When I checked in in Marseille, they said you have to have an exit ticket from Malaysia (for visa purposes) before you can fly into the country.  Okay...$15 ticket to Singapore (where other dear friends were waiting out this virus) it is.

The week or so that I spent in Malaysia was so life-giving.  3 days with my brother, who I hadn't seen since October and likely wouldn't see for another year or two depending on both of our schedules, was a gift that I didn't expect to receive.  Time with the family there that I adore and whose kids I am the principal for (imagine having your principal stay with you during Home Based Learning!  Yipes!) was exactly what I needed...and I think what they needed to.
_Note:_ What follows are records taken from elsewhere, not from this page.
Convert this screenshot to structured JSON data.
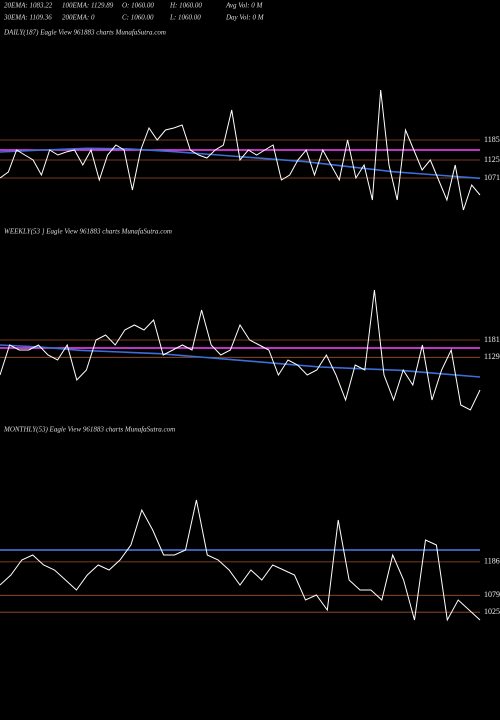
{
  "header": {
    "row1": [
      "20EMA: 1083.22",
      "100EMA: 1129.89",
      "O: 1060.00",
      "H: 1060.00",
      "Avg Vol: 0  M"
    ],
    "row2": [
      "30EMA: 1109.36",
      "200EMA: 0",
      "C: 1060.00",
      "L: 1060.00",
      "Day Vol: 0  M"
    ]
  },
  "chart_data": [
    {
      "type": "line",
      "title": "DAILY(187) Eagle  View  961883 charts MunafaSutra.com",
      "ylim": [
        960,
        1485
      ],
      "yticks": [
        1185,
        1125,
        1071
      ],
      "grid": true,
      "series": [
        {
          "color": "#ff44ff",
          "values": [
            1155,
            1155
          ]
        },
        {
          "color": "#3a6fd8",
          "values": [
            1149,
            1155,
            1160,
            1158,
            1150,
            1140,
            1130,
            1120,
            1105,
            1090,
            1080,
            1070
          ]
        },
        {
          "color": "#ffffff",
          "values": [
            1071,
            1089,
            1155,
            1140,
            1125,
            1080,
            1155,
            1140,
            1149,
            1155,
            1110,
            1155,
            1065,
            1140,
            1170,
            1155,
            1035,
            1155,
            1221,
            1185,
            1215,
            1221,
            1230,
            1155,
            1140,
            1131,
            1155,
            1170,
            1275,
            1125,
            1155,
            1140,
            1155,
            1170,
            1065,
            1080,
            1125,
            1155,
            1080,
            1155,
            1110,
            1065,
            1185,
            1071,
            1110,
            1005,
            1335,
            1110,
            1005,
            1215,
            1155,
            1095,
            1125,
            1065,
            1005,
            1110,
            975,
            1050,
            1020
          ]
        }
      ]
    },
    {
      "type": "line",
      "title": "WEEKLY(53               ] Eagle  View  961883 charts MunafaSutra.com",
      "ylim": [
        956,
        1481
      ],
      "yticks": [
        1181,
        1129
      ],
      "grid": true,
      "series": [
        {
          "color": "#ff44ff",
          "values": [
            1157,
            1157
          ]
        },
        {
          "color": "#3a6fd8",
          "values": [
            1166,
            1160,
            1150,
            1145,
            1140,
            1130,
            1120,
            1110,
            1100,
            1095,
            1090,
            1080,
            1070
          ]
        },
        {
          "color": "#ffffff",
          "values": [
            1076,
            1166,
            1151,
            1151,
            1166,
            1136,
            1121,
            1166,
            1061,
            1091,
            1181,
            1196,
            1166,
            1211,
            1226,
            1211,
            1241,
            1136,
            1151,
            1166,
            1151,
            1271,
            1166,
            1136,
            1151,
            1226,
            1181,
            1166,
            1151,
            1076,
            1121,
            1106,
            1076,
            1091,
            1136,
            1076,
            1001,
            1106,
            1091,
            1331,
            1076,
            1001,
            1091,
            1046,
            1166,
            1001,
            1091,
            1151,
            986,
            971,
            1031
          ]
        }
      ]
    },
    {
      "type": "line",
      "title": "MONTHLY(53) Eagle  View  961883 charts MunafaSutra.com",
      "ylim": [
        984,
        1576
      ],
      "yticks": [
        1186,
        1079,
        1025
      ],
      "grid": true,
      "series": [
        {
          "color": "#4a7fe8",
          "values": [
            1224,
            1224
          ]
        },
        {
          "color": "#ffffff",
          "values": [
            1112,
            1144,
            1192,
            1208,
            1176,
            1160,
            1128,
            1096,
            1144,
            1176,
            1160,
            1192,
            1240,
            1352,
            1288,
            1208,
            1208,
            1224,
            1384,
            1208,
            1192,
            1160,
            1112,
            1160,
            1128,
            1176,
            1160,
            1144,
            1064,
            1080,
            1032,
            1320,
            1128,
            1096,
            1096,
            1064,
            1208,
            1128,
            1000,
            1256,
            1240,
            1000,
            1064,
            1032,
            1000
          ]
        }
      ]
    }
  ]
}
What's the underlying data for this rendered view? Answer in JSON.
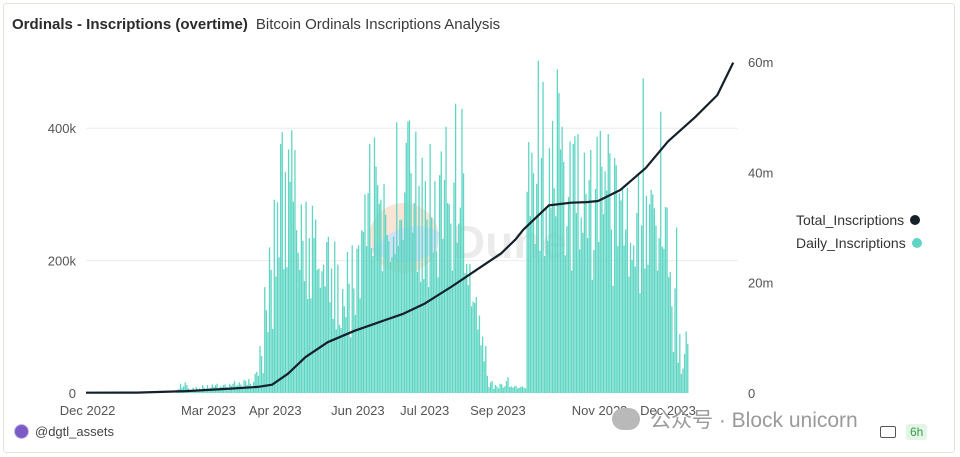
{
  "header": {
    "title": "Ordinals - Inscriptions (overtime)",
    "subtitle": "Bitcoin Ordinals Inscriptions Analysis"
  },
  "owner": {
    "handle": "@dgtl_assets"
  },
  "watermark": {
    "overlay": "Dune",
    "stamp": "公众号 · Block unicorn"
  },
  "footer": {
    "age": "6h"
  },
  "colors": {
    "daily": "#5fd6c4",
    "total": "#15202b",
    "grid": "#ececec"
  },
  "chart_data": {
    "type": "bar+line",
    "x_ticks": [
      "Dec 2022",
      "Mar 2023",
      "Apr 2023",
      "Jun 2023",
      "Jul 2023",
      "Sep 2023",
      "Nov 2023",
      "Dec 2023"
    ],
    "y_left": {
      "ticks": [
        "0",
        "200k",
        "400k"
      ],
      "tick_values": [
        0,
        200000,
        400000
      ],
      "range": [
        0,
        500000
      ]
    },
    "y_right": {
      "ticks": [
        "0",
        "20m",
        "40m",
        "60m"
      ],
      "tick_values": [
        0,
        20,
        40,
        60
      ],
      "range": [
        0,
        60
      ]
    },
    "legend_position": "right",
    "series": [
      {
        "name": "Total_Inscriptions",
        "type": "line",
        "axis": "right",
        "unit": "millions",
        "x": [
          "2022-12-14",
          "2023-01-15",
          "2023-02-15",
          "2023-03-15",
          "2023-04-01",
          "2023-04-10",
          "2023-04-20",
          "2023-05-01",
          "2023-05-15",
          "2023-06-01",
          "2023-06-15",
          "2023-07-01",
          "2023-07-15",
          "2023-08-01",
          "2023-08-15",
          "2023-09-01",
          "2023-09-10",
          "2023-09-15",
          "2023-10-01",
          "2023-10-15",
          "2023-10-25",
          "2023-11-01",
          "2023-11-15",
          "2023-12-01",
          "2023-12-15",
          "2024-01-01",
          "2024-01-15",
          "2024-01-25"
        ],
        "values": [
          0.05,
          0.07,
          0.35,
          0.8,
          1.1,
          1.5,
          3.5,
          6.5,
          9.2,
          11.3,
          12.7,
          14.3,
          16.2,
          19.3,
          22.0,
          25.3,
          27.8,
          29.6,
          34.0,
          34.5,
          34.6,
          34.8,
          36.8,
          40.8,
          45.6,
          50.0,
          54.0,
          59.9
        ]
      },
      {
        "name": "Daily_Inscriptions",
        "type": "bar",
        "axis": "left",
        "start": "2022-12-14",
        "interval": "day",
        "values": [
          0,
          0,
          0,
          0,
          0,
          0,
          0,
          0,
          0,
          0,
          0,
          0,
          0,
          0,
          0,
          0,
          0,
          0,
          0,
          0,
          0,
          0,
          0,
          0,
          0,
          0,
          0,
          0,
          0,
          0,
          0,
          0,
          0,
          0,
          0,
          0,
          0,
          0,
          0,
          0,
          0,
          0,
          0,
          0,
          0,
          0,
          0,
          0,
          0,
          0,
          0,
          0,
          0,
          0,
          0,
          0,
          0,
          5000,
          6000,
          14000,
          8000,
          10000,
          16000,
          12000,
          7000,
          4000,
          4000,
          8000,
          5000,
          9000,
          4000,
          7000,
          5000,
          12000,
          8000,
          4000,
          12000,
          7000,
          8000,
          13000,
          9000,
          12000,
          14000,
          6000,
          10000,
          9000,
          12000,
          13000,
          9000,
          4000,
          14000,
          11000,
          14000,
          18000,
          11000,
          12000,
          16000,
          13000,
          8000,
          20000,
          18000,
          12000,
          21000,
          14000,
          9000,
          17000,
          29000,
          32000,
          26000,
          71000,
          56000,
          30000,
          160000,
          125000,
          92000,
          220000,
          186000,
          97000,
          292000,
          176000,
          288000,
          205000,
          376000,
          394000,
          187000,
          334000,
          190000,
          368000,
          319000,
          397000,
          289000,
          367000,
          246000,
          212000,
          186000,
          285000,
          230000,
          169000,
          289000,
          142000,
          234000,
          143000,
          283000,
          234000,
          262000,
          186000,
          188000,
          159000,
          184000,
          194000,
          161000,
          228000,
          236000,
          137000,
          188000,
          112000,
          229000,
          96000,
          194000,
          103000,
          98000,
          157000,
          131000,
          115000,
          213000,
          165000,
          84000,
          223000,
          158000,
          118000,
          218000,
          223000,
          143000,
          246000,
          243000,
          300000,
          222000,
          302000,
          376000,
          219000,
          207000,
          386000,
          342000,
          314000,
          286000,
          292000,
          184000,
          316000,
          269000,
          239000,
          229000,
          198000,
          205000,
          236000,
          210000,
          409000,
          222000,
          261000,
          262000,
          231000,
          303000,
          378000,
          410000,
          412000,
          332000,
          242000,
          287000,
          395000,
          183000,
          313000,
          168000,
          355000,
          172000,
          320000,
          262000,
          160000,
          376000,
          265000,
          212000,
          320000,
          214000,
          175000,
          329000,
          365000,
          233000,
          322000,
          402000,
          287000,
          285000,
          256000,
          185000,
          318000,
          437000,
          227000,
          256000,
          280000,
          429000,
          332000,
          181000,
          195000,
          163000,
          195000,
          131000,
          138000,
          136000,
          145000,
          96000,
          117000,
          72000,
          85000,
          48000,
          71000,
          26000,
          9000,
          16000,
          18000,
          6000,
          12000,
          10000,
          7000,
          14000,
          13000,
          8000,
          10000,
          18000,
          24000,
          9000,
          10000,
          8000,
          10000,
          11000,
          7000,
          8000,
          9000,
          10000,
          8000,
          7000,
          304000,
          379000,
          267000,
          363000,
          332000,
          225000,
          316000,
          502000,
          215000,
          355000,
          470000,
          207000,
          280000,
          230000,
          370000,
          280000,
          411000,
          309000,
          267000,
          489000,
          453000,
          368000,
          402000,
          349000,
          208000,
          252000,
          296000,
          380000,
          185000,
          376000,
          388000,
          272000,
          391000,
          217000,
          265000,
          242000,
          363000,
          301000,
          234000,
          322000,
          367000,
          171000,
          216000,
          308000,
          387000,
          228000,
          396000,
          342000,
          270000,
          335000,
          306000,
          391000,
          362000,
          247000,
          162000,
          355000,
          344000,
          222000,
          302000,
          291000,
          308000,
          223000,
          247000,
          310000,
          176000,
          227000,
          201000,
          223000,
          191000,
          272000,
          331000,
          151000,
          253000,
          475000,
          188000,
          298000,
          194000,
          285000,
          307000,
          300000,
          279000,
          253000,
          185000,
          234000,
          425000,
          221000,
          218000,
          281000,
          280000,
          175000,
          183000,
          131000,
          62000,
          158000,
          250000,
          46000,
          89000,
          29000,
          37000,
          59000,
          93000,
          74000
        ]
      }
    ]
  }
}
And then Singapore, with a family I've recently grown close to and have so appreciated on so many different levels.  I got to be the entertainer (aka distractor) for the kids as their parents figured out next steps.

And then I came home to Chengdu.  And served 14 days in quarantine.  And got back to this absolutely non-normal season of life in a year we won't soon forget.  The borders essentially closed to foreigners on March 28th and we're still working out what that looks like for our community...that was the day before my quarantine ended.  Just 13 days after I returned.

And both of the families that I visited on my way home were not able to return to Chengdu. 

So how is this all a blessing?

I am blessed to have been able to help those families pack up  their apartments and love on them through that from afar.  To help them close out their Chengdu life.  They are families that were my Chengdu families and I will miss them.  I know that some would see traveling to them in the midst of all of this as a poor choice...but I stand by it and am so thankful that I got some more laughter and tears and hugs in with them before and as they made the hard decisions not to return.

I am blessed to have had quality time with my family that is so rare and so so precious.  I haven't spent more than a week or two with my parents since probably 2007.  What a gift to be able to just be and enjoy and breathe together....even while working random middle of the night hours and figuring out what Home Based Learning was going to look like.

I am blessed to be in China right now, where domestic travel is possible with minimal fear and safety screenings to keep the country with very low numbers of this virus.

There are blessings hiding around the corners of this pandemic.  What are some of the blessings that you have experienced?